The sponsors’ warrants, as well as any warrants we issue to our sponsors, officers, directors or their affiliates in payment of working capital loans made to us, will be identical to the warrants underlying the units being offered by this prospectus except that such warrants will be exercisable for cash or on a cashless basis, at the holder’s option, and will not be redeemable by us, in each case so long as they are still held by our sponsors or their affiliates. The sponsors’ warrants may not be sold or transferred until 30 days after we have completed our initial business combination.

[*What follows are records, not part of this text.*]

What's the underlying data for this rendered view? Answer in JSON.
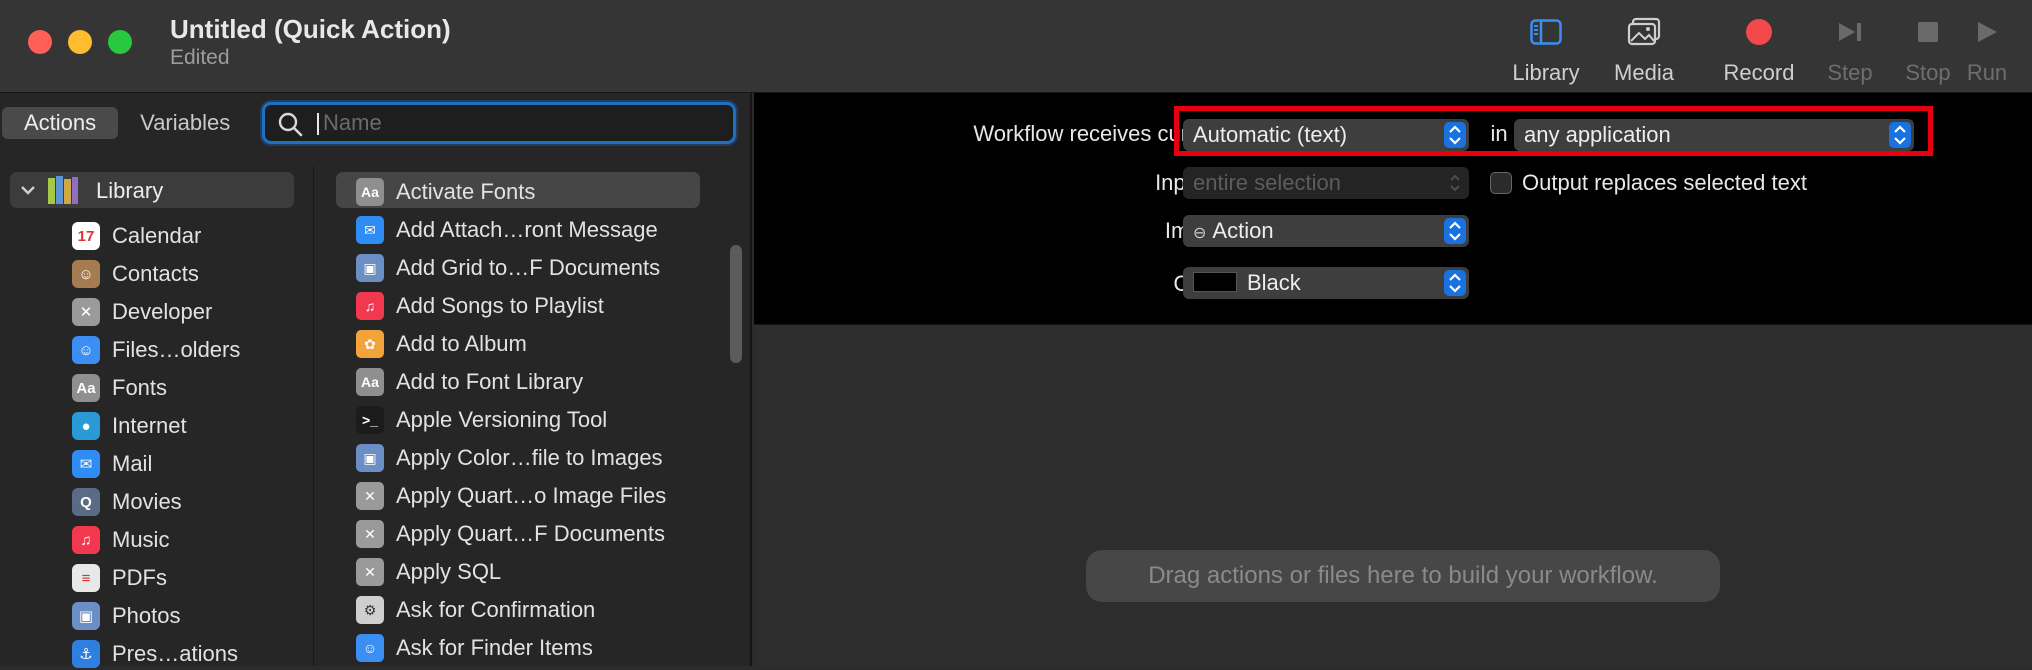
{
  "window": {
    "title": "Untitled (Quick Action)",
    "subtitle": "Edited"
  },
  "toolbar": [
    {
      "label": "Library",
      "icon": "sidebar-icon",
      "enabled": true
    },
    {
      "label": "Media",
      "icon": "photos-icon",
      "enabled": true
    },
    {
      "label": "Record",
      "icon": "record-icon",
      "enabled": true
    },
    {
      "label": "Step",
      "icon": "step-icon",
      "enabled": false
    },
    {
      "label": "Stop",
      "icon": "stop-icon",
      "enabled": false
    },
    {
      "label": "Run",
      "icon": "run-icon",
      "enabled": false
    }
  ],
  "left": {
    "tabs": [
      "Actions",
      "Variables"
    ],
    "active_tab": "Actions",
    "search_placeholder": "Name",
    "search_value": "",
    "library_label": "Library",
    "categories": [
      {
        "label": "Calendar",
        "icon": "calendar-icon",
        "color": "#ffffff"
      },
      {
        "label": "Contacts",
        "icon": "contacts-icon",
        "color": "#a57c4f"
      },
      {
        "label": "Developer",
        "icon": "tools-icon",
        "color": "#9a9a9a"
      },
      {
        "label": "Files…olders",
        "icon": "finder-icon",
        "color": "#3b8ff2"
      },
      {
        "label": "Fonts",
        "icon": "fonts-icon",
        "color": "#8f8f8f"
      },
      {
        "label": "Internet",
        "icon": "globe-icon",
        "color": "#2a9ad6"
      },
      {
        "label": "Mail",
        "icon": "mail-icon",
        "color": "#2f8cf5"
      },
      {
        "label": "Movies",
        "icon": "quicktime-icon",
        "color": "#5a6b86"
      },
      {
        "label": "Music",
        "icon": "music-icon",
        "color": "#f2384e"
      },
      {
        "label": "PDFs",
        "icon": "pdf-icon",
        "color": "#e8e8e8"
      },
      {
        "label": "Photos",
        "icon": "preview-icon",
        "color": "#6b8fc4"
      },
      {
        "label": "Pres…ations",
        "icon": "keynote-icon",
        "color": "#2f7fe0"
      }
    ],
    "actions": [
      {
        "label": "Activate Fonts",
        "icon": "fonts-icon",
        "color": "#8f8f8f"
      },
      {
        "label": "Add Attach…ront Message",
        "icon": "mail-icon",
        "color": "#2f8cf5"
      },
      {
        "label": "Add Grid to…F Documents",
        "icon": "preview-icon",
        "color": "#6b8fc4"
      },
      {
        "label": "Add Songs to Playlist",
        "icon": "music-icon",
        "color": "#f2384e"
      },
      {
        "label": "Add to Album",
        "icon": "photos-app-icon",
        "color": "#f2a43a"
      },
      {
        "label": "Add to Font Library",
        "icon": "fonts-icon",
        "color": "#8f8f8f"
      },
      {
        "label": "Apple Versioning Tool",
        "icon": "terminal-icon",
        "color": "#1b1b1b"
      },
      {
        "label": "Apply Color…file to Images",
        "icon": "preview-icon",
        "color": "#6b8fc4"
      },
      {
        "label": "Apply Quart…o Image Files",
        "icon": "tools-icon",
        "color": "#9a9a9a"
      },
      {
        "label": "Apply Quart…F Documents",
        "icon": "tools-icon",
        "color": "#9a9a9a"
      },
      {
        "label": "Apply SQL",
        "icon": "tools-icon",
        "color": "#9a9a9a"
      },
      {
        "label": "Ask for Confirmation",
        "icon": "automator-icon",
        "color": "#cfcfcf"
      },
      {
        "label": "Ask for Finder Items",
        "icon": "finder-icon",
        "color": "#3b8ff2"
      }
    ]
  },
  "workflow": {
    "receives_label": "Workflow receives current",
    "receives_value": "Automatic (text)",
    "in_label": "in",
    "app_value": "any application",
    "input_label": "Input is",
    "input_value": "entire selection",
    "output_label": "Output replaces selected text",
    "output_checked": false,
    "image_label": "Image",
    "image_value": "Action",
    "color_label": "Color",
    "color_value": "Black",
    "hint": "Drag actions or files here to build your workflow."
  },
  "colors": {
    "accent": "#1a72e0",
    "highlight": "#e8000f"
  }
}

We may call the warrants for redemption (excluding the sponsors’ warrants and any warrants issued to our sponsors, officers or directors in payment of working capital loans made to us), in whole and not in part, at a price of $0.01 per warrant,

at any time after the warrants become exercisable,
upon not less than 30 days’ prior written notice of redemption to each warrant holder,
if, and only if, the reported last sale price of the shares of common stock equals or exceeds $18.00 per share, for any 20 trading days within a 30-day trading period ending on the third business day prior to the notice of redemption to warrant holders; and
if, and only if, there is a current registration statement in effect with respect to the shares of common stock underlying such warrants commencing five business days prior to the 30-day trading period and continuing each day thereafter until the date of redemption.

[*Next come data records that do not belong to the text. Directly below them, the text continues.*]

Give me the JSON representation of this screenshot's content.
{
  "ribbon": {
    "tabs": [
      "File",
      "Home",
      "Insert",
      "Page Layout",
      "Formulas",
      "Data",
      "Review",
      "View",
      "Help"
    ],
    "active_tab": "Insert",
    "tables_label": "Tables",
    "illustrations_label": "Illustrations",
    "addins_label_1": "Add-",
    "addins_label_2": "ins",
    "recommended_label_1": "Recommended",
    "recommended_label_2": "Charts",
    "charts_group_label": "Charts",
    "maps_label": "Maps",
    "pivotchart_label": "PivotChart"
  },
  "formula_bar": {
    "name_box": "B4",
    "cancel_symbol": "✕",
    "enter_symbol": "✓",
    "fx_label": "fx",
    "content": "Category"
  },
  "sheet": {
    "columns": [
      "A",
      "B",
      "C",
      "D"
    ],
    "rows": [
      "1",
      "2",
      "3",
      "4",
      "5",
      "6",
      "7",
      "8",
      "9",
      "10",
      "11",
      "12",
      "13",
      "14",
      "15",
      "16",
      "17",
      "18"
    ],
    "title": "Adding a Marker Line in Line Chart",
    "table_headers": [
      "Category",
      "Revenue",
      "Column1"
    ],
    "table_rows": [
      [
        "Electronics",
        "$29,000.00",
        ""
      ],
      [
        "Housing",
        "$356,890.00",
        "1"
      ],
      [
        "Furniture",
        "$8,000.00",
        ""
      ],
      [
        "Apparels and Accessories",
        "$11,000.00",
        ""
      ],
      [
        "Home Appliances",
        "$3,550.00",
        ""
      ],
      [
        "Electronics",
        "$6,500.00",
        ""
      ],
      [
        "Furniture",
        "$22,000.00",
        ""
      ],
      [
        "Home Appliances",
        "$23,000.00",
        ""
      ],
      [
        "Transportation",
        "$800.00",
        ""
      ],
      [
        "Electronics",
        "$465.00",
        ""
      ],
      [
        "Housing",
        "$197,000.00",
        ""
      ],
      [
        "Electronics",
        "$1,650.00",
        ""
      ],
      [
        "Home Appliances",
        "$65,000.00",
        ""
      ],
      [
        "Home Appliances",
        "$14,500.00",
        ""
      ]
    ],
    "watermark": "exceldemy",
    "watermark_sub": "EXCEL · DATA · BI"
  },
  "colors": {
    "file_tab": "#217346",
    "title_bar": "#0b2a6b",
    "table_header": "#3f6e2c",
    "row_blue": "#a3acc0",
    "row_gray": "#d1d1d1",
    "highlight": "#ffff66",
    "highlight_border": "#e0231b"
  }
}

The right to exercise will be forfeited unless the warrants are exercised prior to the date specified in the notice of redemption. On and after the redemption date, a record holder of a warrant will have no further rights except to receive the redemption price for such holder’s warrant upon surrender of such warrant.

The redemption criteria for our warrants have been established at a price which is intended to provide warrant holders a reasonable premium to the initial exercise price and provide a sufficient differential between the then-prevailing share price and the warrant exercise price so that if the share price declines as a result of our redemption call, the redemption will not cause the share price to drop below the exercise price of the warrants.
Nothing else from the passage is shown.